The result, Blue's Clues, has been called "one of the most successful, critically acclaimed, and ground-breaking preschool television series of all time". Author Malcolm Galdwell called the show "perhaps the 'stickiest'—meaning the most irresistible and involving—television show ever". Its innovative use of research, technology, and interactive content has influenced its genre since its debut, including the "gold standard of preschool TV programs" that inspired it, Sesame Street. It became the highest-rated show for preschoolers on commercial television, and received nine Emmy awards. Its efficiency in teaching children using the medium of television has been documented in research studies.
In 1993, Nickelodeon assigned a team of its own producers to create a new television program in the US for young children, using research on early childhood education and the viewing habits of preschoolers. Their goal was to invent a children's television program that would "empower preschoolers to learn through active participation in activities that are grounded in their everyday lives, to redefine the approach to problem-solving for preschoolers in an engaging manner. The producers, Todd Kessler, Angela Santomero and Traci Paige Johnson (whom Brown Johnson, executive creative director at Nickelodeon, called a "green creative team"), were influenced by Sesame Street but wanted to utilize research performed during the 30 years since it debuted. "We wanted to learn from Sesame Street and take it one step further," Angela Santomero said.

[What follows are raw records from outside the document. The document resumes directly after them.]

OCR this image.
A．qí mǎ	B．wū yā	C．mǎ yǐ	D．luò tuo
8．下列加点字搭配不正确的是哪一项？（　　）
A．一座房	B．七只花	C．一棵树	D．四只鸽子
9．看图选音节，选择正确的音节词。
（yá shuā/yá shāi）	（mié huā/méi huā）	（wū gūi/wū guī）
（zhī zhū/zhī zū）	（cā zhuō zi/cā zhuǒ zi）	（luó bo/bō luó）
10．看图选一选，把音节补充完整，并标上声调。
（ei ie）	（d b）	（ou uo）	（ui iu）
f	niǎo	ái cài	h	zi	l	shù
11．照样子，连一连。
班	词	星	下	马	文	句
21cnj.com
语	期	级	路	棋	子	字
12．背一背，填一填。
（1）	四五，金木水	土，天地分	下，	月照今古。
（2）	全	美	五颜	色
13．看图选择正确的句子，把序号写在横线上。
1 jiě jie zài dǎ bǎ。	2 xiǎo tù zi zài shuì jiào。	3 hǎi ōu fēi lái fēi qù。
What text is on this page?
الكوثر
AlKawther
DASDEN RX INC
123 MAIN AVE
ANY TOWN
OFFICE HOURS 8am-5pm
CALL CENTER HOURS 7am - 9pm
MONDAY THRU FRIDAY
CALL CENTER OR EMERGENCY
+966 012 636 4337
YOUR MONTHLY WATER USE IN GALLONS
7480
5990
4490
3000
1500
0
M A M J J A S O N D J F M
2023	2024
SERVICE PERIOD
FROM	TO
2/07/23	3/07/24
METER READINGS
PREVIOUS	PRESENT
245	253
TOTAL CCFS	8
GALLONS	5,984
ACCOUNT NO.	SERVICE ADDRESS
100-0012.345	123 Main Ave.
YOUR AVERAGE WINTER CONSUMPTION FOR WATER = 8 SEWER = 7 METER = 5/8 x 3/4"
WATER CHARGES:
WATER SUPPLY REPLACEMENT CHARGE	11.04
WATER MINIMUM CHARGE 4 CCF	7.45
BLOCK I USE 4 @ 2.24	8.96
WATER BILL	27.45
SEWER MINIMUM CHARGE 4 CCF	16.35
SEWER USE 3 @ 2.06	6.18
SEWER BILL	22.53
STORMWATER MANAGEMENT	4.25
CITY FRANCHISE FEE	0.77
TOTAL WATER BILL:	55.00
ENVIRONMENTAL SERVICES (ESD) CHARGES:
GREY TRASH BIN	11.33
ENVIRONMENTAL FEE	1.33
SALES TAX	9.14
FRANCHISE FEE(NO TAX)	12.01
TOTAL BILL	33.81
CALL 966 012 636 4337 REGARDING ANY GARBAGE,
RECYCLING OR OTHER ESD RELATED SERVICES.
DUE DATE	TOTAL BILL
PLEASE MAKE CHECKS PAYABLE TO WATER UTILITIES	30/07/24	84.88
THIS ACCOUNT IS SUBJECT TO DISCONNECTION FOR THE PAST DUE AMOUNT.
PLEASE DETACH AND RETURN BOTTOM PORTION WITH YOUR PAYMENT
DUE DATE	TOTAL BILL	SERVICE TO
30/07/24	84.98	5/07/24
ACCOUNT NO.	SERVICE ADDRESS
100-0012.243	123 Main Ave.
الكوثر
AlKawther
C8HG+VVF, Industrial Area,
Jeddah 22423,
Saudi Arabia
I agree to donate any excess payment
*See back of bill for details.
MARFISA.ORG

The production of Blue's Clues was based upon research that showed that television could be a "powerful educational agent" because for most American children, it was an accessible medium and a "powerful cultural artifact". Since television programs tell stories through pictures, the potential for episodic learning was high. Television, using film techniques, was able to present information from multiple perspectives, in a variety of "real world" contexts, and that television could be an effective method of scientific education for young children. The creators wanted to provide their viewers with more "authentic learning opportunities" by placing problem-solving tasks in the context of storytelling techniques, by slowly increasing the difficulty of these tasks, and by inviting their direct involvement.
The show's creators encouraged participation with their use of repetition. At first, Nickelodeon aired the same episode daily for five days before showing the next one. In field tests, the attention and comprehension of young viewers increased with each repeated viewing. Repetition was built into the structure of each episode; for example, "in an episode called 'Blue's Predictions,' the show's human host, Joe, says some variation of the word 'predict' around 15 times."